就在这当口,也就刚过申牌时分,北京崇文门外驶来一辆马车,外表破旧不堪,乍看便不像是富贵的主。
赶车的车把式老远便见着崇文门的城门正在缓慢关上,赶紧使劲抽了老马一鞭想趁着机会挤进去,免得要留宿京城外一宿。
守门官眼尖,透过门缝已见到有人要入关,不由得喜上眉梢,立马带上三个兵丁挑着灯笼出了门隘,挥手让马车止步于关前。
这可是赚外块的良机。按规矩,时间一到,崇文门是不得让任何人进入的。当然,这规矩由人订,也可由人改。收点小钱,大开方便之门,要不然,自己吃什么!
守门官打着官腔气势汹汹地询问车把式道,
“你这么晚了还想着要进城?干么!进城打劫?难道不晓得已经到点了,任何人不许随意进出的规矩?”
民见官,总有几分后怕。车把式见当官的凶巴巴地问着自己,不由得有些气短,战战兢兢地答道,
“这位官爷,这车上的……”
说到车上的这位爷,车把式顿时想起他的来历,这腰杆子也硬了几分。
对呀,这车上的爷好歹大小也是个官,官碰官,谁怕谁,自己犯哪门子的怕!
车把式口气转硬,说道,
“我这车上也可坐着位我们大清朝的官,你要是不放行我也没辄,你自己与他讲去。”车把式爱理不理地转过头。
嘿嘿,连这驾车的都这么横。好,我倒要看看车上坐的是谁?你时间过了才来叫门,我有权就不给你开,就算你是个巡抚总督看你能把我怎么着!更何况还有中堂替我撑腰我怕过谁!

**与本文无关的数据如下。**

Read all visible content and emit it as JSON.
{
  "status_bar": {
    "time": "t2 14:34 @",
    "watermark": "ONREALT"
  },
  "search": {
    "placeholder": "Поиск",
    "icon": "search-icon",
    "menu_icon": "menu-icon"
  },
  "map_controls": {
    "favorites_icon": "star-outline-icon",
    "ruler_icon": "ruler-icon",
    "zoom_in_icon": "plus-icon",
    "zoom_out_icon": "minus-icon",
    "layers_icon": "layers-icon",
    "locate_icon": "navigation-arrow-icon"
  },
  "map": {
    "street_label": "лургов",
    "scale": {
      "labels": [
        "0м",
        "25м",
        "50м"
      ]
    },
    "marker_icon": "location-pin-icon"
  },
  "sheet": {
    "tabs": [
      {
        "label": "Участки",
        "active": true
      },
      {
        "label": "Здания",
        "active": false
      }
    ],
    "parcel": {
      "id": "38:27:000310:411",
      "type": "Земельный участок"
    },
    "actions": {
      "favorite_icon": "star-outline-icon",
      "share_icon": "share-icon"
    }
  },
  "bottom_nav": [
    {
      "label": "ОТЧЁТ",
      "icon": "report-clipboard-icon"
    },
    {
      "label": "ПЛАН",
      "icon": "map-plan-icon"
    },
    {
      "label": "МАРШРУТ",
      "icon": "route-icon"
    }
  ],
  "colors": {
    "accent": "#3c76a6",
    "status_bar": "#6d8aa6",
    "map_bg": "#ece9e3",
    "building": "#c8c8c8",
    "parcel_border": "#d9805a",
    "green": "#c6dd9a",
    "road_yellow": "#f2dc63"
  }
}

守门官把马车旁的小布帘用手中的鞭子给挑开,刚想把脑袋往里伸,却见从里头反而探出个头来,差点两人撞了下。
守门官摸不清这车里到底坐的是何方神圣,故不敢立刻开罪,先拿起灯笼照了照,想看个清楚再做打算。
这一看不打紧,让两人都同时吓了一跳。
守门官看清车内人的面貌后,心里嘀咕开了,
“居然有这么巧,会是这厮?看来给老爷报仇的机会到了。”
而车内的人见到守门官那正中额头上的豆大的黑痔,也是眉头紧锁,嘴上直嘟噜着,今晚看来要在崇文门外过一宿的话语。
“哇,怎么会是福建巡抚卫山卫大人呀,怎么这么晚了还要进京城呀?”
车内的人果然是卫山,一方面是为了老佛爷乾隆的召见,另一方面则是为了求得福建两司的官位能尽握手中。
只见他也是堆出一副笑容,冲着门官说道,
“这不是和府的大管家刘全刘大总管吗?不会被贬职贬到这崇文门当门官了!”
两人皆不是省油的灯,开始打起嘴仗来。
“这不是我家老爷还兼着崇文门总税官的差嘛,天冷且夜色已晚,他老人家回府歇着,就由我来顶一会儿班。卫大人您大老远的从福建进京一趟其实也不容易,照常理来说应该放您老进去。”
“是不是因着这门禁条例,今晚便不许我进这个崇文门了?”卫山早就看穿那刘全肚内的花花肠子。
刘全打着哈哈说道,
“卫大人不愧是聪明人,您要晓得我这也是照章办事。就算是皇帝亲召,也得见着圣旨我才能放人,您说是不是这个理嘛!”
话说到这份上,明摆着刘全是不会轻易放卫山进崇文门的。卫山现在越看刘全额上那颗痔怎么越觉得大,大到快扩张到他整张脸庞,就如同刘全的人一般让人作呕。
卫山怪声怪气地说道,
“既然刘全刘大总管如此奉公守法,不肯讲半点私情,我还真为我大清能有你这般的忠吏而感到庆幸了。车把式,你把车掉个头,我们将就着在崇文门外找上一个客栈住上一宿。”
“真是对不住啊,职责所在,还请卫巡抚卫大人多多谅解才是。”刘全甚是开心地说着体面话。
车把式听到此处嘴张得老大,敢情车上坐的乃是大清朝的福建巡抚。
这巡抚不是响当当的一个大官吗?大官一般衣着光鲜,可这人怎么看怎么不像有钱的官,怪!再说平日里出巡的大官们总是前拥后唤,跟随的人一大堆,又怎会独自一人在车马行里雇上自己,千里来京,真是怪!堂堂巡抚又怎会怕起小小的崇文门守门官来了,又是怪!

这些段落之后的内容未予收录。